At UnitedHealthcare Community & State, we believe in finding innovative ways to help transform the Medicaid ecosystem for partners, providers and members. Together with our community partners, we are learning how we can help people live healthier lives and make the health system work better for everyone. As the new year approaches, we reflect on the community action we have taken, the investments made, and what new insight has come to light based on these efforts.
UnitedHealthcare Community & State reinforced its commitment to improving health equity and work to reduce health disparities.
- Through our UnitedHealthcare Catalyst™ initiative, we paired local perspectives and insights with data to define opportunity for community-led interventions to address health disparities. With this program, we have helped communities distribute food, improve maternal health outcomes, build better transportation access and address behavioral health needs.
- From Pareto Health Clinic in Jacksonville, Florida to UnitedHealthcare Community Plan of Arizona, we collaborated with providers and community-based organizations to reduce barriers to care, enhance the care experience for our members and achieve improved health outcomes.
- By bringing together leaders from our National Advisory Board and our Federally Qualified Health Center (FQHC) Board, we highlighted ways to Improve Primary Care for People with Disabilities. These conversations sparked action to support training programs, facilities and local collaborations that improved access to care for individuals with physical, intellectual and developmental disabilities, or complex health needs.
Social Drivers of Health
We have also seen that it is possible to create sustainable, enduring changes that improve community health by addressing social drivers of health (SDOH) including housing, physical environment and social support networks.
- Our multi-pronged community investment strategy, which has supported medically and economically under-resourced locations, positively served communities that have deeper needs. For example, we funded community grants that support existing nonprofit community-based organizations. These address a wide range of issues such as expanding affordable housing and investing in the infrastructure of vulnerable communities. We are seeing that together with our partners, we can make a difference.

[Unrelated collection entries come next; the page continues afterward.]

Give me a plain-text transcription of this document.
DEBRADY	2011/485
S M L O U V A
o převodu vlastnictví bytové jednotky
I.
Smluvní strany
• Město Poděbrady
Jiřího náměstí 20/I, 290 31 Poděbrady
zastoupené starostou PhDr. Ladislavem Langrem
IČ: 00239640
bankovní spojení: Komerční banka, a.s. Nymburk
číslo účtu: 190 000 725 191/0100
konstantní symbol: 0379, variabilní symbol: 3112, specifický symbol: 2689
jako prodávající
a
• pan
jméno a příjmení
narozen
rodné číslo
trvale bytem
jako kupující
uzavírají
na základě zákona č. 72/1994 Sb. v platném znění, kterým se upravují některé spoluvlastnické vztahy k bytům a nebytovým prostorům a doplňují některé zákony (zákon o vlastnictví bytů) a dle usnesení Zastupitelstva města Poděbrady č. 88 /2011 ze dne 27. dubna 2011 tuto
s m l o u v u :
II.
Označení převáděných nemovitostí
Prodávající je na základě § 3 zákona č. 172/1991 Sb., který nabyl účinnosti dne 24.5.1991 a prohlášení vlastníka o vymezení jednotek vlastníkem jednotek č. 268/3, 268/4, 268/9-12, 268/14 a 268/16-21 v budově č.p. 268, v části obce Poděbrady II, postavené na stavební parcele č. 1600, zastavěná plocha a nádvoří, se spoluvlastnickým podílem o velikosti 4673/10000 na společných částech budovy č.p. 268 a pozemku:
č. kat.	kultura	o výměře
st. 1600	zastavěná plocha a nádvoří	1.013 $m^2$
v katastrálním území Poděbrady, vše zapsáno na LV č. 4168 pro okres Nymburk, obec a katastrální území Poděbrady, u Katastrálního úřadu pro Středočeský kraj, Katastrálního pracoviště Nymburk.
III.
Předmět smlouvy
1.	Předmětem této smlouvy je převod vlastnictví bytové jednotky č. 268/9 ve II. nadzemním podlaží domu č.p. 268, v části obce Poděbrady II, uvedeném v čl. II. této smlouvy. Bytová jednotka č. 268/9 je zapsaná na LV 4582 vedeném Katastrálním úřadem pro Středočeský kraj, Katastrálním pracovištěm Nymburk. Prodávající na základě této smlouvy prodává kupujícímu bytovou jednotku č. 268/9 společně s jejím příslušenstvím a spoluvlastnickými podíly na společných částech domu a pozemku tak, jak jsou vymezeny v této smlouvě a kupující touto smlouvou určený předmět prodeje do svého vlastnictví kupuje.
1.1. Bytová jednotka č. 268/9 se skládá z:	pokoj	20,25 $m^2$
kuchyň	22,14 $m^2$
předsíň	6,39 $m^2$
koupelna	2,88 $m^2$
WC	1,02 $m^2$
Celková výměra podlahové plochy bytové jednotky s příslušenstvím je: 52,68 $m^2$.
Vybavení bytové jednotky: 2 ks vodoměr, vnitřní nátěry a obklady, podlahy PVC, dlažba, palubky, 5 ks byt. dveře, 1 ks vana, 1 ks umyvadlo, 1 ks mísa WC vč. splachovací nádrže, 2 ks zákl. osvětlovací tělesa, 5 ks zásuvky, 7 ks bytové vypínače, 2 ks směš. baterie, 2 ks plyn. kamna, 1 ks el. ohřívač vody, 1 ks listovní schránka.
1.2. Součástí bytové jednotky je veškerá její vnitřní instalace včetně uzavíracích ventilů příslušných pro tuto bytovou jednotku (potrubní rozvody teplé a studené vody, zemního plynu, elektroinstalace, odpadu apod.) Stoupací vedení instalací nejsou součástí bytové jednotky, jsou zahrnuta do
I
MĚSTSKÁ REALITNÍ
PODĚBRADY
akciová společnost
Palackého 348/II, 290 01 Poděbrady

- We have also begun to understand the connection between social isolation, loneliness and SDOH. Using a new screening tool, developed by the Centers for Medicare & Medicaid Services (CMS), we can identify social isolation as a predictive indicator of other social determinants, including housing instability, food insecurity, transportation challenges, and interpersonal safety.
Long-Term Services and Supports
Long-Term Services and Supports (LTSS) are person-centered solutions that meet an individual’s goals for independence and well-being. With an aging population and workforce pressures, there is growing awareness of the importance of a diverse, sustainable and dynamic LTSS infrastructure.

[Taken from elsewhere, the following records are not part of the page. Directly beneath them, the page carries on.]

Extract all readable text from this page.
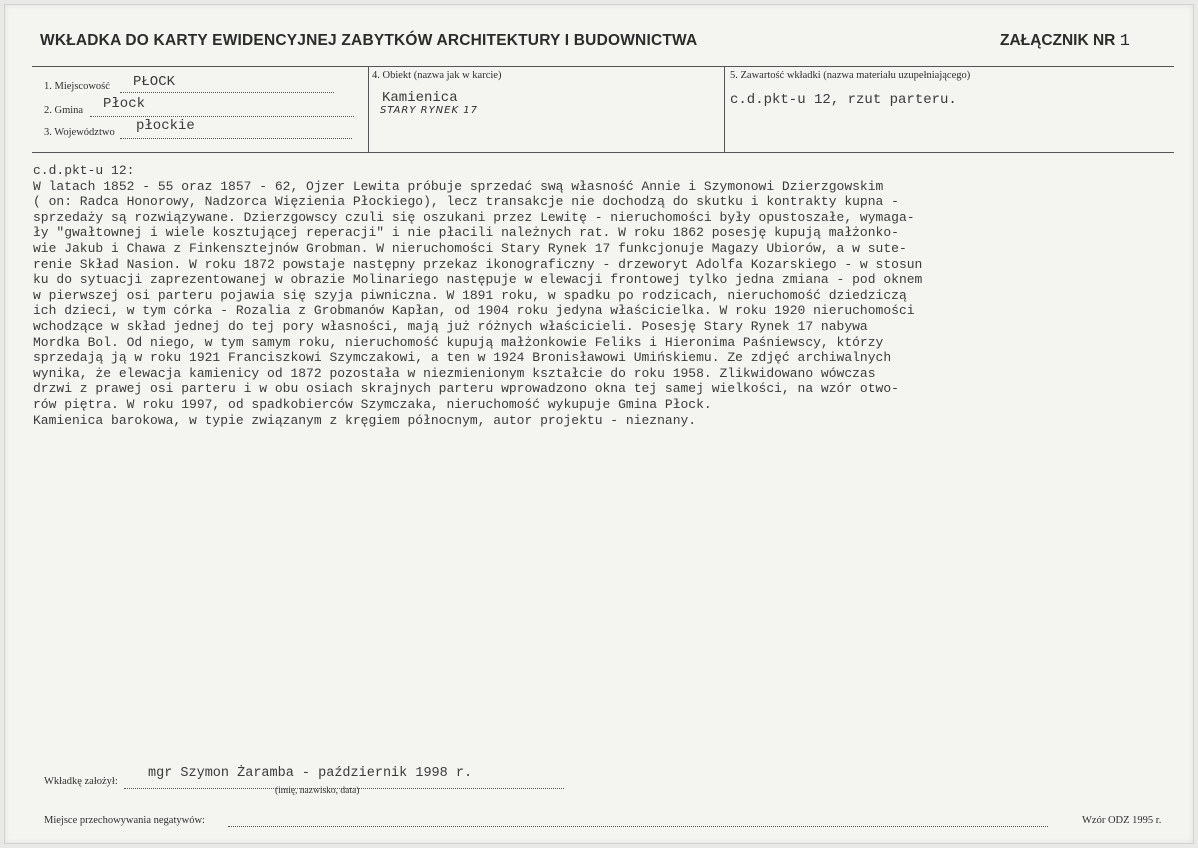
WKŁADKA DO KARTY EWIDENCYJNEJ ZABYTKÓW ARCHITEKTURY I BUDOWNICTWA	ZAŁĄCZNIK NR 1
1. Miejscowość PŁOCK
2. Gmina Płock
3. Województwo płockie
4. Obiekt (nazwa jak w karcie)
Kamienica
STARY RYNEK 17
5. Zawartość wkładki (nazwa materiału uzupełniającego)
c.d.pkt-u 12, rzut parteru.
c.d.pkt-u 12:
W latach 1852 - 55 oraz 1857 - 62, Ojzer Lewita próbuje sprzedać swą własność Annie i Szymonowi Dzierzgowskim
( on: Radca Honorowy, Nadzorca Więzienia Płockiego), lecz transakcje nie dochodzą do skutku i kontrakty kupna -
sprzedaży są rozwiązywane. Dzierzgowscy czuli się oszukani przez Lewitę - nieruchomości były opustoszałe, wymaga-
ły "gwałtownej i wiele kosztującej reperacji" i nie płacili należnych rat. W roku 1862 posesję kupują małżonko-
wie Jakub i Chawa z Finkensztejnów Grobman. W nieruchomości Stary Rynek 17 funkcjonuje Magazy Ubiorów, a w sute-
renie Skład Nasion. W roku 1872 powstaje następny przekaz ikonograficzny - drzeworyt Adolfa Kozarskiego - w stosun
ku do sytuacji zaprezentowanej w obrazie Molinariego następuje w elewacji frontowej tylko jedna zmiana - pod oknem
w pierwszej osi parteru pojawia się szyja piwniczna. W 1891 roku, w spadku po rodzicach, nieruchomość dziedziczą
ich dzieci, w tym córka - Rozalia z Grobmanów Kapłan, od 1904 roku jedyna właścicielka. W roku 1920 nieruchomości
wchodzące w skład jednej do tej pory własności, mają już różnych właścicieli. Posesję Stary Rynek 17 nabywa
Mordka Bol. Od niego, w tym samym roku, nieruchomość kupują małżonkowie Feliks i Hieronima Paśniewscy, którzy
sprzedają ją w roku 1921 Franciszkowi Szymczakowi, a ten w 1924 Bronisławowi Umińskiemu. Ze zdjęć archiwalnych
wynika, że elewacja kamienicy od 1872 pozostała w niezmienionym kształcie do roku 1958. Zlikwidowano wówczas
drzwi z prawej osi parteru i w obu osiach skrajnych parteru wprowadzono okna tej samej wielkości, na wzór otwo-
rów piętra. W roku 1997, od spadkobierców Szymczaka, nieruchomość wykupuje Gmina Płock.
Kamienica barokowa, w typie związanym z kręgiem północnym, autor projektu - nieznany.
Wkładkę założył:
mgr Szymon Żaramba - październik 1998 r.
(imię, nazwisko, data)
Miejsce przechowywania negatywów:	Wzór ODZ 1995 r.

- Managed care can help consumers and states achieve their goals for supporting independence and improved outcomes. We highlighted the Advantages of Offering LTSS Through Managed Care as part of a series to improve awareness of LTSS policy and the benefits of integrated managed care offerings.
- Specifically, we addressed Improving LTSS Care Transitions Through Managed Care. Transitions are more common for individuals with disabilities and can make them more vulnerable to illness and declining health. A care manager can help members navigate the health system and communicate between primary care, specialists, and home care providers. The care manager can also recommend caregivers and support agencies to provide care to the member.

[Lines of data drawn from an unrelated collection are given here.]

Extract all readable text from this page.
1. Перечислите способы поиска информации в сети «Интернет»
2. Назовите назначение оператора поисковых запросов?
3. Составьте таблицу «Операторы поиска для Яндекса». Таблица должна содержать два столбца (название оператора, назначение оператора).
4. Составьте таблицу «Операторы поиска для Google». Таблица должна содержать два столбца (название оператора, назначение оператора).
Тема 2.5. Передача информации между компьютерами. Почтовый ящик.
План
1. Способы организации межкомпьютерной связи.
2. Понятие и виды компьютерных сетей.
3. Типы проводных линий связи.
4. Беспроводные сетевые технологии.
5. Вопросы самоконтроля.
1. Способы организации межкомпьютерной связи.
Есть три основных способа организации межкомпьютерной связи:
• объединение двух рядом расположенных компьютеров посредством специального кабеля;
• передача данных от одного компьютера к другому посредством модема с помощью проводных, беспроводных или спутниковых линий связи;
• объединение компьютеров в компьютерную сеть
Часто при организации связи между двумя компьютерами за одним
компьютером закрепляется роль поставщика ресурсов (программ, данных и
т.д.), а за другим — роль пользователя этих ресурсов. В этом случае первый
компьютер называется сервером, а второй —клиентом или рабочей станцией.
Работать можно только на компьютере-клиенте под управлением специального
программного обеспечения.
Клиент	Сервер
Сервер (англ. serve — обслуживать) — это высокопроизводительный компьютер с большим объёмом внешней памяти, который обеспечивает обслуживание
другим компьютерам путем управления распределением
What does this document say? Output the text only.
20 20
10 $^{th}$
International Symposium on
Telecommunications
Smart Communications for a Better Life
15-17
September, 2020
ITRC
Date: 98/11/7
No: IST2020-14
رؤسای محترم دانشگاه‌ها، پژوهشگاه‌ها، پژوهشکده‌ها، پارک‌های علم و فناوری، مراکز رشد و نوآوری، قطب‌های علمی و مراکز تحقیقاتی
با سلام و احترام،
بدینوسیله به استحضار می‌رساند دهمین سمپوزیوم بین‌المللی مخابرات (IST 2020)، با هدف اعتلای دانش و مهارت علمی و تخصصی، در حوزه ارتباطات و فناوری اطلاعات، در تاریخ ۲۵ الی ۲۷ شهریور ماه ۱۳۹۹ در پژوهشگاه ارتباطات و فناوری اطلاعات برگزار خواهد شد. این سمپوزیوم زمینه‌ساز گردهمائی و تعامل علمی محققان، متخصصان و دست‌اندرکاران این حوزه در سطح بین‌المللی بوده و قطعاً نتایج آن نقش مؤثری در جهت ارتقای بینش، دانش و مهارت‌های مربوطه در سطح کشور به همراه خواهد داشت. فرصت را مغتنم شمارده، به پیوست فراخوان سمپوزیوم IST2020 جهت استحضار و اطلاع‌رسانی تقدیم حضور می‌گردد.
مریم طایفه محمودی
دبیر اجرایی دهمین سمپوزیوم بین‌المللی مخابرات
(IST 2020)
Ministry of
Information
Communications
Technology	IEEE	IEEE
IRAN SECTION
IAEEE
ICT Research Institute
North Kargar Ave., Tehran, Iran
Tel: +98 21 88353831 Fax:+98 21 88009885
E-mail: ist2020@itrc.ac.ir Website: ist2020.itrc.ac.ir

- We have also been partnering with our National Advisory Board (NAB) and Applied Self-Direction to delve into self-direction within LTSS programs. This multi-year project with the NAB focusing on self-direction in Medicaid has:
- Established better grounding in self-direction
- Explored differences in self-direction utilization across markets
- Gone deeper into understanding the consumer experience
Federally Qualified Health Centers
FQHCs serve one in five members of Medicaid. In 2022, our National FQHC Advisory Board has been studying how FQHCs and managed care can collaborate to better advance health equity (as noted above). This year we participated in several powerful examples.
- We saw how Holistic Care and Medication-Assisted Therapy (MAT) Improves Birth Outcomes when we collaborated with an FQHC in Tennessee that is working to improve outcomes for pregnant individuals with Opioid Use Disorder (OUD).
- We’ve supported FQHCs That Take Care of Students During Important Life Transitions. They were able to find innovative ways to help young adults with disabilities access primary care, behavioral health plus pharmacy, vision and dental.
- FQHCs are Helping Close the Health Care Gap in Rural North Carolina. Through the MOTHeRS Project we have been able to work with FQHCs to improve health outcomes for mothers and babies by eliminating barriers to care.
Tackling health inequities, addressing SDOH, sustaining LTSS, and collaborating with FQHCs have not only improved outcomes in 2022 but serves as a strong foundation for continued innovation and system improvements in 2023. We are grateful to our state partners, community leaders, advocates and above all — the members we serve — whose insight and collaboration make our work possible.